Yesterday: a suite that scores. Today: use the suite to drive prompt improvement. The discipline: change one thing, measure, keep what helped.
from pydantic_ai import Agent
cases = [
("the cat sleeps", "animal"),
("the engine roared", "machine"),
("the puppy wagged its tail", "animal"),
]
def score_prompt(prompt_template):
passed = 0
for sentence, expected in cases:
out = Agent(model).run_sync(prompt_template.format(sentence=sentence)).output.strip().strip(".").lower()
if out == expected:
passed += 1
return passed
before_template = "What is this about? {sentence}"
after_template = (
"Classify the subject of this sentence as exactly one word: "
'"animal" or "machine". Reply with only the single word.\n\n'
"Sentence: {sentence}"
)
before = score_prompt(before_template)
after = score_prompt(after_template)
print(f"BEFORE: {before} / {len(cases)} passed")
print(f"AFTER: {after} / {len(cases)} passed")The vague "what is this about?" gives free-form answers, so they don't match animal or machine exactly.

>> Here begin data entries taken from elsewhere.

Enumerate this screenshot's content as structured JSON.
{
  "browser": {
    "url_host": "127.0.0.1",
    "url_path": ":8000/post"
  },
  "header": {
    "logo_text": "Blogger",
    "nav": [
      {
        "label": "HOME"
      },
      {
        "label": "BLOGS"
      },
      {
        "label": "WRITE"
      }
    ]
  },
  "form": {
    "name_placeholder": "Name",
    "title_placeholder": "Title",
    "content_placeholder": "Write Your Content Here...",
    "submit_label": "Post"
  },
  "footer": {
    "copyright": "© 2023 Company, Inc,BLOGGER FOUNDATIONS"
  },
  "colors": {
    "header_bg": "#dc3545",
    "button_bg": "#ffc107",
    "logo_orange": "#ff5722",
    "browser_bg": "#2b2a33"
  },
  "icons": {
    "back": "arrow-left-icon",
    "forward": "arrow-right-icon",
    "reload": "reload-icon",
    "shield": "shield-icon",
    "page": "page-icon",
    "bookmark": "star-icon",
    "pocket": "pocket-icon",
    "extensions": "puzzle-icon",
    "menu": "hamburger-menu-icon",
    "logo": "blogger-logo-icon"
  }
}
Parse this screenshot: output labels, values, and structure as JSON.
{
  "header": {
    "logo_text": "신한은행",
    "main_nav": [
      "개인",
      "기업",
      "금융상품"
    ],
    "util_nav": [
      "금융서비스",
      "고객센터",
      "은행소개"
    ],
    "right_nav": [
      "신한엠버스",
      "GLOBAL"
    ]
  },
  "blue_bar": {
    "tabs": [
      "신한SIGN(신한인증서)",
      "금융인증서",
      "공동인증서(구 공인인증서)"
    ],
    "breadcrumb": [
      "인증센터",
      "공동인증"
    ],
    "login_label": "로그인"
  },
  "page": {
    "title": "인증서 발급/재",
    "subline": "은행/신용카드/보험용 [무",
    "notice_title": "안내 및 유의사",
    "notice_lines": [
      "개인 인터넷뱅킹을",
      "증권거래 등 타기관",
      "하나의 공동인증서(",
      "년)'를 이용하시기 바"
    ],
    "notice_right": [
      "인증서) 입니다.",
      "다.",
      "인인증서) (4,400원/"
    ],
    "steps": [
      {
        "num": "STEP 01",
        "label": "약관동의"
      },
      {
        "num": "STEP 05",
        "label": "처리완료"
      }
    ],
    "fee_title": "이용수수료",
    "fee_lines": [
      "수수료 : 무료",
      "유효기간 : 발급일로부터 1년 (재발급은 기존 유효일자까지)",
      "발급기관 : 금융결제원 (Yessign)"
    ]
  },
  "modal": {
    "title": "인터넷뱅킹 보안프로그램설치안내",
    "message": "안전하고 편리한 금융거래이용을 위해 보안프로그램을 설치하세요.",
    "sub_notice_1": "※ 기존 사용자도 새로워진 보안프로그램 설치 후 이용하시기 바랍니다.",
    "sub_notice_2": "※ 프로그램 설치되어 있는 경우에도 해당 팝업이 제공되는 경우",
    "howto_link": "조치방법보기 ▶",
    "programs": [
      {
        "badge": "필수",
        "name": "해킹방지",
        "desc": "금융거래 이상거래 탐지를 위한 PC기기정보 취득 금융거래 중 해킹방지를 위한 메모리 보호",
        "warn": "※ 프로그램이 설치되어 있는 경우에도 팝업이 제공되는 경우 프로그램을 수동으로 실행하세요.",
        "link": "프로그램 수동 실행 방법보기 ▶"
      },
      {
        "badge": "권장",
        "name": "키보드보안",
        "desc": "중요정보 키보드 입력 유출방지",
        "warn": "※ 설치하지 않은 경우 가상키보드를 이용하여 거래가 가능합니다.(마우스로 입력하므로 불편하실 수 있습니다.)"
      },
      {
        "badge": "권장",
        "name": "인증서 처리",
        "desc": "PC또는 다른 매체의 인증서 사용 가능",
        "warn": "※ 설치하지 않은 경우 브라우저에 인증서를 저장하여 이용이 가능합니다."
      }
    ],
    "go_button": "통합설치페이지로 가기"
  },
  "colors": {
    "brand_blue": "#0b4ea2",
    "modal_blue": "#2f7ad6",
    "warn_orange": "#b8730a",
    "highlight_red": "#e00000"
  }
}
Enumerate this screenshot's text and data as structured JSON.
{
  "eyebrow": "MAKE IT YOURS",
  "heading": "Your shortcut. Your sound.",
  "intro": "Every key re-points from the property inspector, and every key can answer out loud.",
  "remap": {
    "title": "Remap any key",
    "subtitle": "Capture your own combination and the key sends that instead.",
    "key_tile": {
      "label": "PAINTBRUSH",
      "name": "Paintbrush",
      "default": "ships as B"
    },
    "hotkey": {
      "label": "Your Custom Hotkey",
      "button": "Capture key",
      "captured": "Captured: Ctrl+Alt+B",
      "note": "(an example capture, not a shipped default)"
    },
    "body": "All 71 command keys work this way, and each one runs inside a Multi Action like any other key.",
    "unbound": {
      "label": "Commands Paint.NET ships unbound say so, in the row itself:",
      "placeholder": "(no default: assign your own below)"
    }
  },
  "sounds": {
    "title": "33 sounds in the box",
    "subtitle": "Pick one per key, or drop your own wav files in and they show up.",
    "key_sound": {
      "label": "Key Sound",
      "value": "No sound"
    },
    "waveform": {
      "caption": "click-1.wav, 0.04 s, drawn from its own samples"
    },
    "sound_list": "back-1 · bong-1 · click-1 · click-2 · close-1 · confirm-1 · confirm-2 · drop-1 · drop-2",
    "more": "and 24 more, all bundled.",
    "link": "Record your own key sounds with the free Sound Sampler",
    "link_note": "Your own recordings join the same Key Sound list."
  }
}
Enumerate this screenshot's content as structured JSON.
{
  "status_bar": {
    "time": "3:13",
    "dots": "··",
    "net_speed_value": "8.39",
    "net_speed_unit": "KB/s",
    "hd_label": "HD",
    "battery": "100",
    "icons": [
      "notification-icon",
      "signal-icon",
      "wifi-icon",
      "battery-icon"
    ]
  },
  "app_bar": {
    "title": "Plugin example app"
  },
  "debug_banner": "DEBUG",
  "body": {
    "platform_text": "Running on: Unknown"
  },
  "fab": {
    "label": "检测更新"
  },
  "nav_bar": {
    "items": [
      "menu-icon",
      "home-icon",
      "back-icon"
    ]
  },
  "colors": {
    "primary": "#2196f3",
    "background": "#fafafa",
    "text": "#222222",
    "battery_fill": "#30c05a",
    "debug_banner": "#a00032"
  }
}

The tightened prompt forces the closed-set output and matches.
Right. The eval-driven loop: 1) write prompt, 2) run suite, 3) inspect failures, 4) tweak one thing, 5) re-run. Repeat until pass rate is acceptable. The suite is the ground truth — it tells you whether your tweak helped.
What if I tweak two things at once and the score improves?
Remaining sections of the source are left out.